Au Bénin, les populations peules sont minoritaires et occupent essentiellement le nord du pays. Bergers de tradition, ils sont régulièrement la cible des agriculteurs qui accusent leurs troupeaux de causer d’importants dégâts dans leurs plantations, notamment pendant la transhumance.

Attention, image choquante 

 

Photo d'un des cadavres retrouvés dans le village de Koï, village situé au nord du Bénin.

"Effrayée, une partie de ma famille a décidé de quitter la région"

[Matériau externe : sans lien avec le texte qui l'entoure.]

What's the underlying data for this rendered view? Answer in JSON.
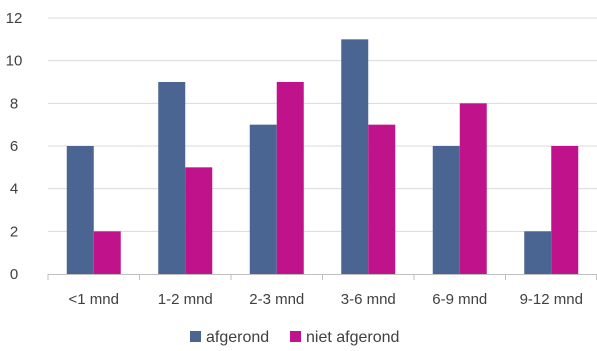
{
  "chart_data": {
    "type": "bar",
    "title": "",
    "xlabel": "",
    "ylabel": "",
    "categories": [
      "<1 mnd",
      "1-2 mnd",
      "2-3 mnd",
      "3-6 mnd",
      "6-9 mnd",
      "9-12 mnd"
    ],
    "series": [
      {
        "name": "afgerond",
        "values": [
          6,
          9,
          7,
          11,
          6,
          2
        ],
        "color": "#4a6592"
      },
      {
        "name": "niet afgerond",
        "values": [
          2,
          5,
          9,
          7,
          8,
          6
        ],
        "color": "#c0128a"
      }
    ],
    "ylim": [
      0,
      12
    ],
    "yticks": [
      "0",
      "2",
      "4",
      "6",
      "8",
      "10",
      "12"
    ],
    "grid": true,
    "legend": "bottom"
  }
}
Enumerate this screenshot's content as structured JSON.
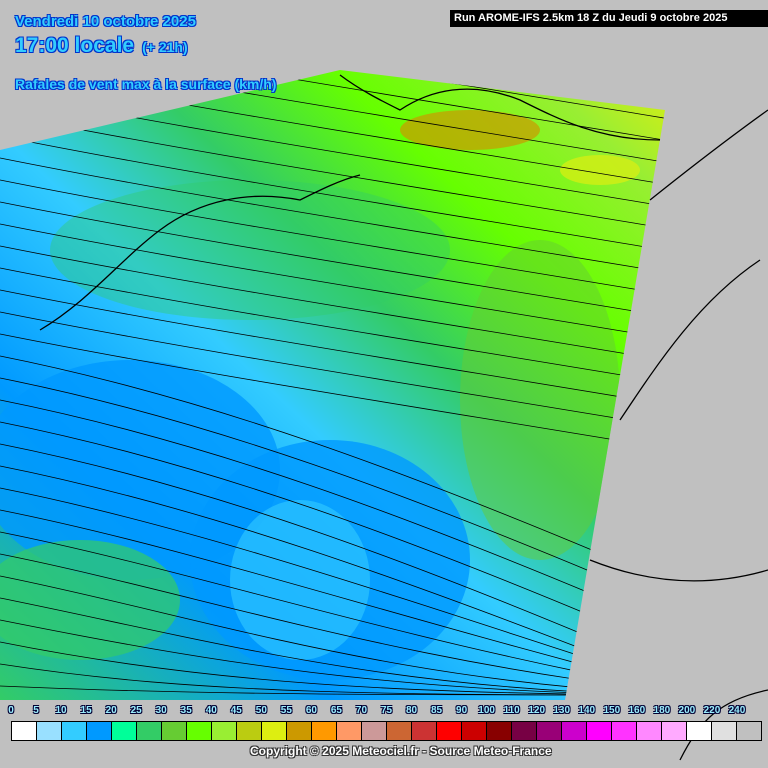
{
  "header": {
    "date": "Vendredi 10 octobre 2025",
    "time": "17:00 locale",
    "lead": "(+ 21h)",
    "parameter": "Rafales de vent max à la surface (km/h)",
    "run": "Run AROME-IFS 2.5km 18 Z du Jeudi 9 octobre 2025"
  },
  "legend": {
    "labels": [
      "0",
      "5",
      "10",
      "15",
      "20",
      "25",
      "30",
      "35",
      "40",
      "45",
      "50",
      "55",
      "60",
      "65",
      "70",
      "75",
      "80",
      "85",
      "90",
      "100",
      "110",
      "120",
      "130",
      "140",
      "150",
      "160",
      "180",
      "200",
      "220",
      "240"
    ],
    "colors": [
      "#ffffff",
      "#99e0ff",
      "#33ccff",
      "#0099ff",
      "#00ff99",
      "#33cc66",
      "#66cc33",
      "#66ff00",
      "#99ee33",
      "#bbcc11",
      "#ddee11",
      "#cc9900",
      "#ff9900",
      "#ff9966",
      "#cc9999",
      "#cc6633",
      "#cc3333",
      "#ff0000",
      "#cc0000",
      "#880000",
      "#770044",
      "#990077",
      "#cc00cc",
      "#ff00ff",
      "#ff33ff",
      "#ff88ff",
      "#ffaaff",
      "#ffffff",
      "#e0e0e0",
      "#c0c0c0"
    ]
  },
  "copyright": "Copyright © 2025 Meteociel.fr - Source Meteo-France",
  "colors": {
    "outside_domain": "#c0c0c0",
    "title": "#33ccff"
  }
}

Sidi Beliki est étudiant peul en 3e année de géographie de l’université d’Abomey-Calavi à Cotonou, la capitale. Il est originaire de Kandi et a décidé d’y revenir quelques jours pour mener, en compagnie d’autres étudiants, sa propre enquête sur les circonstances de ces meurtres.

 

D’après les différents témoignages que nous sommes allés recueillir sur place et dans les environs, neuf corps ont pour l’instant, été retrouvés [cinq selon les autorités]. Nous avons réussi à nous procurer des photos qui montrent certains cadavres. Tous étaient issus de la communauté peule [une information confirmée par une source au gouvernement interrogée par FRANCE 24] et vivaient dans le village de Koï.

 

D’après des témoins, tout a commencé parce qu’un Peul a été accusé d’avoir volé des villageois. C’est en représailles que lui et sa famille ont été tués [c’est également l’explication donnée par notre source au gouvernement]. Un cas de justice populaire. Ces trois dernières années, les tensions entre éleveurs peuls et paysans locaux ont souvent dégénéré et fait des morts.

 

Aujourd’hui, les coupables courent toujours. Résultat, ma famille est effrayée, à tel point que certains membres ont décidé de quitter la région de Kandi et pris la direction de Natitingou [ville du nord-ouest], une partie du pays nettement plus sûre.

 

Contacté par FRANCE 24, le capitaine de la gendarmerie de Kandi, la commune auquel est rattaché le village de Koï, a indiqué qu’il ne s’agissait "en aucun cas d’un massacre. C’est un cas isolé et une enquête est en cours. A l’origine, il s’agit d’une bagarre au cours de laquelle une personne est morte. La famille de la victime a alors décidé de se venger en allant exécuter le meurtrier et certains de ses proches. Cinq personnes ont péri dans cette attaque". Le capitaine, qui a eu accès aux photos, n’a pas souhaité préciser si les victimes étaient peules.